Towards The Year’s End

by Anton Wills-Eve


 

Very soon now we will be into 2014 and marking the centenary year of the first world war. It must have been wonderful a century ago today to be looking forward to a New Year in which most people in the western world feared that conflict might soon break out between Germany and Britain, if not more countries, but safe in the belief that the power of the British Empire would soon crush any military threat from Kaiser Bill. We were invincible in those days, or so we believed, and could see no further into the future than a week or so ahead  because the world was not going to change and we ran it. What lessons have we learned since then?

 

To start with, we forgot that our power and wealth were based on the money we had accrued from  our great days of industrial invention which spanned the century from 1770 to 1870. From then on, approximately, we were living off the wealth which our lead in the means and the source of everything we needed to maintain our place as top nation were, by 1914, dependent on owning our colonies and sitting back and enjoying the fruits of our forefathers’ labours. The Germans, on the other hand, had spent the whole of the previous 100 years from Waterloo in 1815 to the start of 1914 in gaining supremacy in continental Europe where only the French could keep up with them, and again only because of their colonial possessions . The Franco-Prussian war of 1870 to 1871 should have told us to stamp on the German threat then. But as most of our rulers had German relations we had neither the interest nor the inclination to do this. When the United states produced the first working aeroplane at the turn of the century the whole world should have seen that the New World was about to become the New Top Nation as well. But those who did just sat back, again, and lived well off what they had. It was obvious to a blind man that the balance of power was moving but those who could have made sure this balance was carefully monitored and controlled for the good of everyone did nothing. And then there was another element that effectively changed the world in the last half of the nineteenth century.

 

Industrial wealth and colonial exploitation of sources of wealth were only made possible by the use of very poorly paid workers or slave labourers. Two works which changed the world’s approach to the poor appeared in the 1850’s and 1890’s. The first, Das Kapital, by Karl Marx advocated a complete change in the world order and the levelling of all social orders under what came to be known as Communism. But this was a doctrine opposed to the possession of money or almost any property and thus also was against any religious teachings which allowed people to hold what they had. The great encyclical of Pope Leo XIII in 1891, Rerurm Novarum, (concerning the new order of things) laid down for the whole world the first sensible rules governing the rights of workers and their duties to their employers, and the duties of these employers to treat their workers humanely and pay them a negotiated living wage. This idea that a trade union need not be anti-capitalist, but on the contrary a tool for making capitalism work better for the good of all, ultimately became the central idea of all political parties which used the word liberal in their names. But it took a war which killed millions of working men, but very few rich employers, to awaken the average citizens of all countries to the plight of workers globally.  Unfortunately it also stigmatised the people who owned and controlled the means of workers’ earning their living and, by being ignored by too many governments for too long, led to the forty five years of dreadful Communist oppression in Asia and Eastern Europe from 1945 to 1990. If a Tory government had been returned to power in Britain in 1945, instead of a Labour Party with a huge chip on its shoulder and no concept whatever of world affairs, it is most probable that Communism would never have been allowed to survive in Eastern Europe and possibly even China.

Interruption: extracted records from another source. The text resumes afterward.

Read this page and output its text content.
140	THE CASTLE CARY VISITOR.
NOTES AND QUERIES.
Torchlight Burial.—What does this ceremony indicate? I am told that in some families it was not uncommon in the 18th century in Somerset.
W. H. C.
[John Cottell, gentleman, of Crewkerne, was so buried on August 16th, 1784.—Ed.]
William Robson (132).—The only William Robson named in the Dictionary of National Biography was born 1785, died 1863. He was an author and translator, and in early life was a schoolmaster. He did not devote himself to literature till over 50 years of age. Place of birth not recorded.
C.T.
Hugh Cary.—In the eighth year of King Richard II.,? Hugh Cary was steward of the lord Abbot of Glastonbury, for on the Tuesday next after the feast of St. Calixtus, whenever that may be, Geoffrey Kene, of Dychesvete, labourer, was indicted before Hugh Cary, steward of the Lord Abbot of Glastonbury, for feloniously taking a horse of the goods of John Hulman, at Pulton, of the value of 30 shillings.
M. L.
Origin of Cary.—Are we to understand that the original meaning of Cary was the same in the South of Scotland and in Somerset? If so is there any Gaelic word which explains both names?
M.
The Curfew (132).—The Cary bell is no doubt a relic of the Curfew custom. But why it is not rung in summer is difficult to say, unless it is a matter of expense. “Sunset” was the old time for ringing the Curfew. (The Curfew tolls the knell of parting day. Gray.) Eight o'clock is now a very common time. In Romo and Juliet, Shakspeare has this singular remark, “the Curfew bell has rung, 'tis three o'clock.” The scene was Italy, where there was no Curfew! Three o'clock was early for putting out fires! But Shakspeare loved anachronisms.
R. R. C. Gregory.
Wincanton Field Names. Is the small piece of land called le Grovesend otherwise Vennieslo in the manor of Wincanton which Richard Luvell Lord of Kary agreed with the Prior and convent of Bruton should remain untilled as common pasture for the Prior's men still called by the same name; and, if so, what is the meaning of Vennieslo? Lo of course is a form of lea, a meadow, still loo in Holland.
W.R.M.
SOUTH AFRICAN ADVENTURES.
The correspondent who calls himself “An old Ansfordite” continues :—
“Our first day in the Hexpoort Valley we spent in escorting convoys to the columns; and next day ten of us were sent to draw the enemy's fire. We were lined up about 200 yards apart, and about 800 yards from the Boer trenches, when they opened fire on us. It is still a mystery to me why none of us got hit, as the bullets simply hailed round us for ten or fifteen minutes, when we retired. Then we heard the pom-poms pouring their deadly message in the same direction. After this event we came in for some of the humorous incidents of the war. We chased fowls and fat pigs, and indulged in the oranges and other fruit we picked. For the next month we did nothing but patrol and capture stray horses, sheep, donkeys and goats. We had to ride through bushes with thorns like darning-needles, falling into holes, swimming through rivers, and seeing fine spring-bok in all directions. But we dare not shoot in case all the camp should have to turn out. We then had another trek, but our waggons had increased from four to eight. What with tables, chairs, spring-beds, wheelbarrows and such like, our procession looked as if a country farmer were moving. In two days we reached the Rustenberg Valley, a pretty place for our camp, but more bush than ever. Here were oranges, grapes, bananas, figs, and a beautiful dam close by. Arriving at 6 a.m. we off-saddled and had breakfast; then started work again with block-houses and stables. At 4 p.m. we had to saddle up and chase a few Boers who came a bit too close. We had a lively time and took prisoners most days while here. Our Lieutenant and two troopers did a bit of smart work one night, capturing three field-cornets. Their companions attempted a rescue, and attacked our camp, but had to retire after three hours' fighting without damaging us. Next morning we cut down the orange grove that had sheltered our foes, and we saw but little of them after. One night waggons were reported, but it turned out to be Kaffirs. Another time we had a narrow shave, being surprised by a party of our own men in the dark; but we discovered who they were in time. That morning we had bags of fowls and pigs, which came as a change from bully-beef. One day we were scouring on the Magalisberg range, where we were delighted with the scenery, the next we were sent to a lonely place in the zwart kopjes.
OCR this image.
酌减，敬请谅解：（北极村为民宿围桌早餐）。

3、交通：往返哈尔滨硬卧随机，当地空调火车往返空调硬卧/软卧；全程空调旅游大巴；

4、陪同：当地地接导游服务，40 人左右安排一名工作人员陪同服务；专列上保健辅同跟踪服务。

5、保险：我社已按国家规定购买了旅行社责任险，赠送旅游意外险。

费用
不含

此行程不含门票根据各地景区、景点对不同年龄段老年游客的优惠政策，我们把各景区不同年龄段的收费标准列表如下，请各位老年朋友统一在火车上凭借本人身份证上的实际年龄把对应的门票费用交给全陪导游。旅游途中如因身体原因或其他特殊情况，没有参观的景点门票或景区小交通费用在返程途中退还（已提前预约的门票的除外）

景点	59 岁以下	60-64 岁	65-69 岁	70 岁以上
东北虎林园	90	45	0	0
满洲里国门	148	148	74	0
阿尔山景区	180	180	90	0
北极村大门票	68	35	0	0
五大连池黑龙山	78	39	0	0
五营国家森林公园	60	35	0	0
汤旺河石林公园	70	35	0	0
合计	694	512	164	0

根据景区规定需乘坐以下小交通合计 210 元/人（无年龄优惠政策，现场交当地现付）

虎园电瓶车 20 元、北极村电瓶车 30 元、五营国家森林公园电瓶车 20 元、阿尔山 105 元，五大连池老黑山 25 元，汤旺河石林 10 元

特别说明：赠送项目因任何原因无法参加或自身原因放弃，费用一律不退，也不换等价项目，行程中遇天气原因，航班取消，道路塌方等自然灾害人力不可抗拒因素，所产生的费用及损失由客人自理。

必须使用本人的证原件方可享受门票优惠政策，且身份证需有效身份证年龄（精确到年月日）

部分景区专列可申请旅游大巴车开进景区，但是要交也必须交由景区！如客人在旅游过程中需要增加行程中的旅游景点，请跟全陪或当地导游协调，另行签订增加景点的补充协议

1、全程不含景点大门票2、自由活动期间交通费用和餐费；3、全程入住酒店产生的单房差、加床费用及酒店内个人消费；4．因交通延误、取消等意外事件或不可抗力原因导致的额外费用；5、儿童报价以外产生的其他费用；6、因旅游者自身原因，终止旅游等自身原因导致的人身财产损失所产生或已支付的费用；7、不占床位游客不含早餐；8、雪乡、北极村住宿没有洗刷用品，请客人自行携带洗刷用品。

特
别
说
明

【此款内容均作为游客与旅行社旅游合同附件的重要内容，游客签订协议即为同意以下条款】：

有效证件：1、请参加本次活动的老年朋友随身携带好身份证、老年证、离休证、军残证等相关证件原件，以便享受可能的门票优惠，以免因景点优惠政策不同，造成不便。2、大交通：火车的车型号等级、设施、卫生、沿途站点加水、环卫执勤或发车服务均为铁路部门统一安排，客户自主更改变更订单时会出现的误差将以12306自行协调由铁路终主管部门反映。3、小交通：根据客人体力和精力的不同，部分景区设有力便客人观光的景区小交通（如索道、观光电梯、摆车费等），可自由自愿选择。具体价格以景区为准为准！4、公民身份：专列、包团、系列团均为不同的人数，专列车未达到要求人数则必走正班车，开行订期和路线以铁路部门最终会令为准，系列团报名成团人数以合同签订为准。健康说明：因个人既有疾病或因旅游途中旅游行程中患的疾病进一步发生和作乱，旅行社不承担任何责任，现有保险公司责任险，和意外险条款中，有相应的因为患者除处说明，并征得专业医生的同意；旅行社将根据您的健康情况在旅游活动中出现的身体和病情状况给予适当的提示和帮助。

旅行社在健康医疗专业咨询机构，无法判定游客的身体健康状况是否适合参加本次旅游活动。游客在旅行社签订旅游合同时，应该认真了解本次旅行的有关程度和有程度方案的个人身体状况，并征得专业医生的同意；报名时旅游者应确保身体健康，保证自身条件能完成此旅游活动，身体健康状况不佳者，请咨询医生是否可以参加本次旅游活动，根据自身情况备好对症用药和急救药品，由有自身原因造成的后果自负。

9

Yet today we can look with hope upon a different world map to that of 1914. Islam controls the majority  of the world’s wealth, and for the same reason as we and the United States, did 100 years ago. The ethos behind its method of ruling the countries it controls does not allow for the inhabitants to have a say in what is or is not right concerning how the ordinary citizen conducts their own life. We did this in Asia, Africa and the West Indies especially, but today we do it nowhere. Islam has another 623 years to go to catch up with our concept of democratic government and we can only hope that it will not take this long for it to change its ways. If it does not I greatly fear that the third world war will be between Muslims and the rest of the Industrial countries. But personally I suffer from optimism and do not believe that the average Muslim would let this happen. At least it is my fervent hope and prayer for the next hundred years, even if I will not be around to see whether I am right or not.